By Martin Kelly
CAN it get any better for the Australian travel industry? The answer is yes.
Sure, 2007 was an excellent year for most operators – except for those reliant on the Japanese market – but it looks like 2008 could be even better, though not by a huge margin.
This of course assumes there will be no terrorist attacks, airborne disease, pestilence, US, Chinese or Indian economic calamity etc. Consider the evidence:
- Australia’s biggest airline group Qantas has just increased profit forecast by 40% – some analysts believe this is conservative.
- Australia’s two biggest travel agents predict bumper profits … Flight Centre says 25% up on last year; MFS, which also owns hotels, says profits 5% up on forecast and ditches private equity deal.
- Australia’s biggest hotelier Accor says business is the best it’s been in 20 years (since right before the pilot’s strike!) and is forecasting rate increases of at least 10% for the next two years.
- Hotel room numbers (ie supply) set to remain static in key markets while demand will probably rise, meaning the above estimate could be considered conservative.
- Outbound departures – estimated at 7% though 2007 – will stay strong (up 5.5% over higher base) through 2008 according to the Tourism Forecasting Council with big increase in capacity during second half.
- Domestic aviation capacity should rise 10% in 2008 thanks to extra Low Cost Carrier competition leading to lower airfares and lots more passengers.
- Inflation should remain under control despite some politically motivated warnings from new Treasure Wayne Swan.
- According to AMP, interest rates won’t blow out and oil prices will fall, while the $A and local economy should hold ground thanks to continued demand for commodities.

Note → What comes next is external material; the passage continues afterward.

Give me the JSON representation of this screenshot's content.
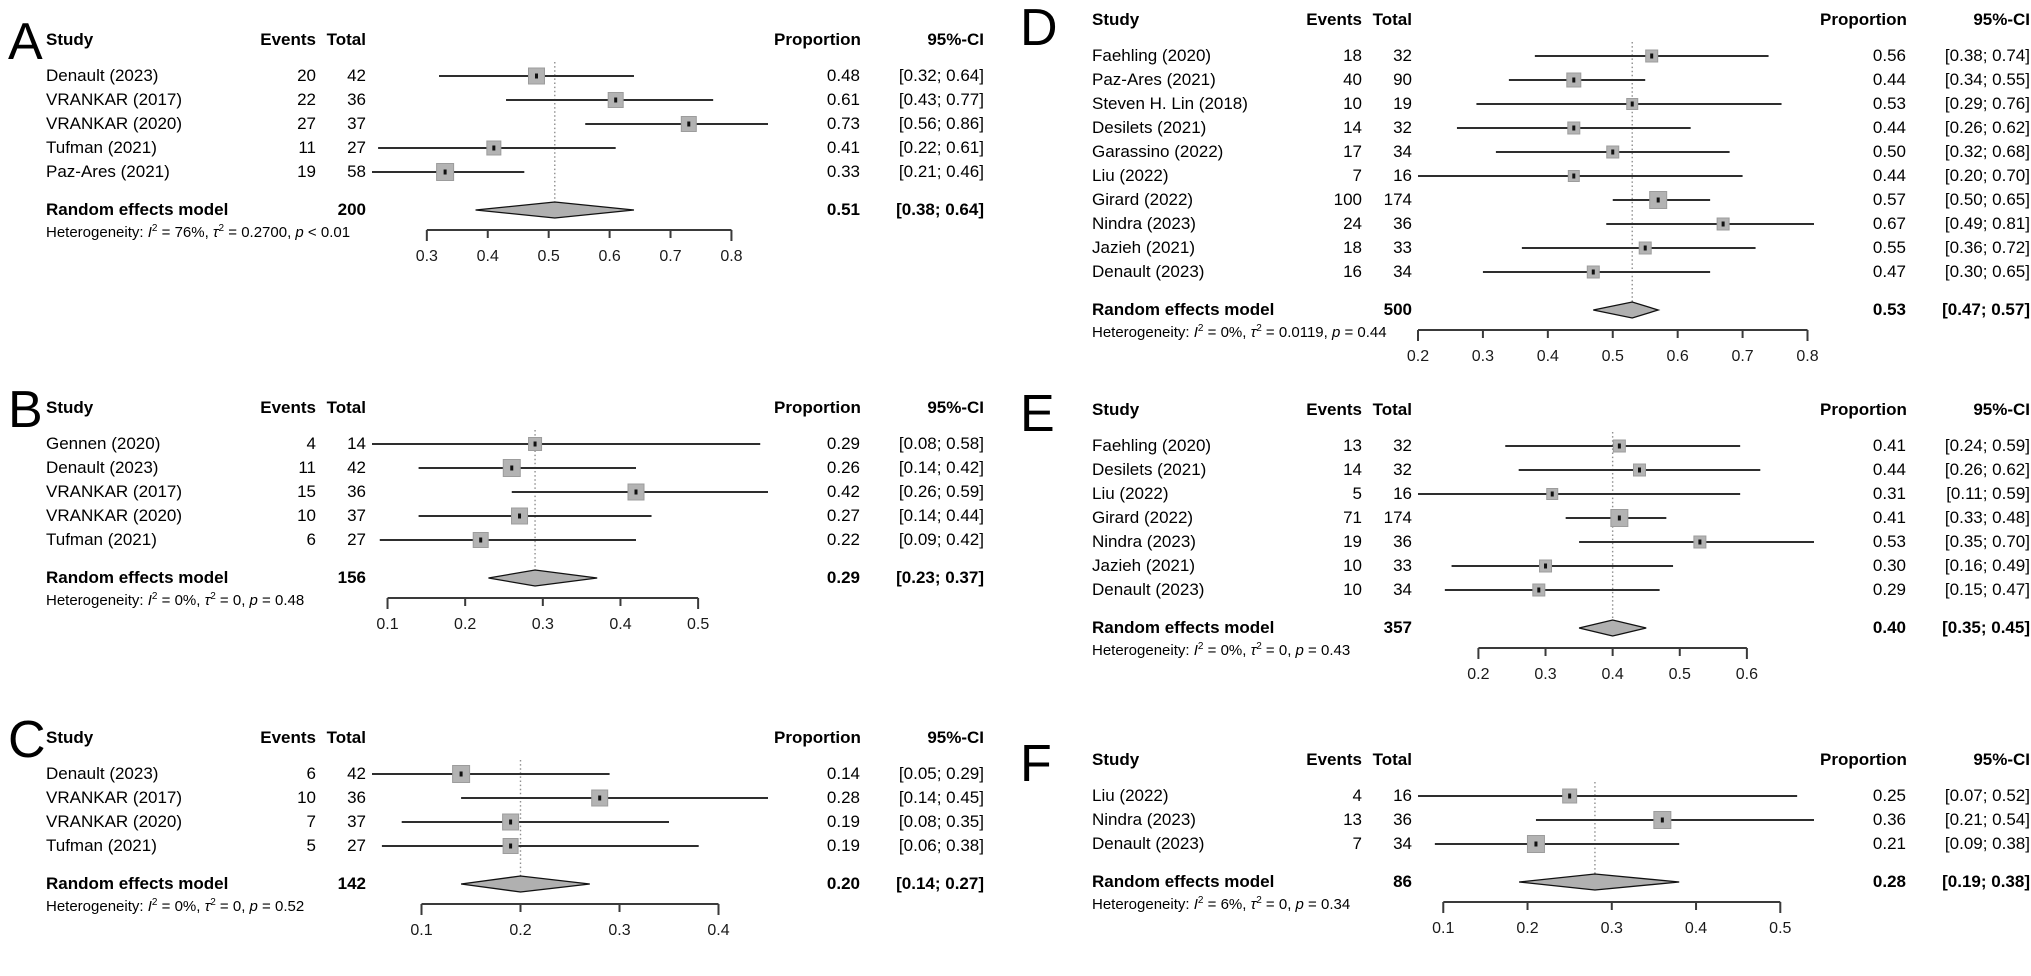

- Ergo, it’s reasonable to assume high consumer confidence through 2008 which will flow through to more travelling Australians.
And of course the clincher, just about everyone I’m speaking with is either taking or considering an expensive holiday, including me.
Winners through 2008 should be just about everyone in the industry though there will be several notable exceptions:
• Poorly marketed wholesalers of a certain size
• Tourism businesses reliant on the dwindling drive market
• Inbound operators that have not yet accepted the New World Order
• B&B still using doilies
I also think a couple of the new LCCs may find it more difficult – and expensive – to gain traction in the Australian market than they initially thought.
But they have deep pockets and should be able to handle it.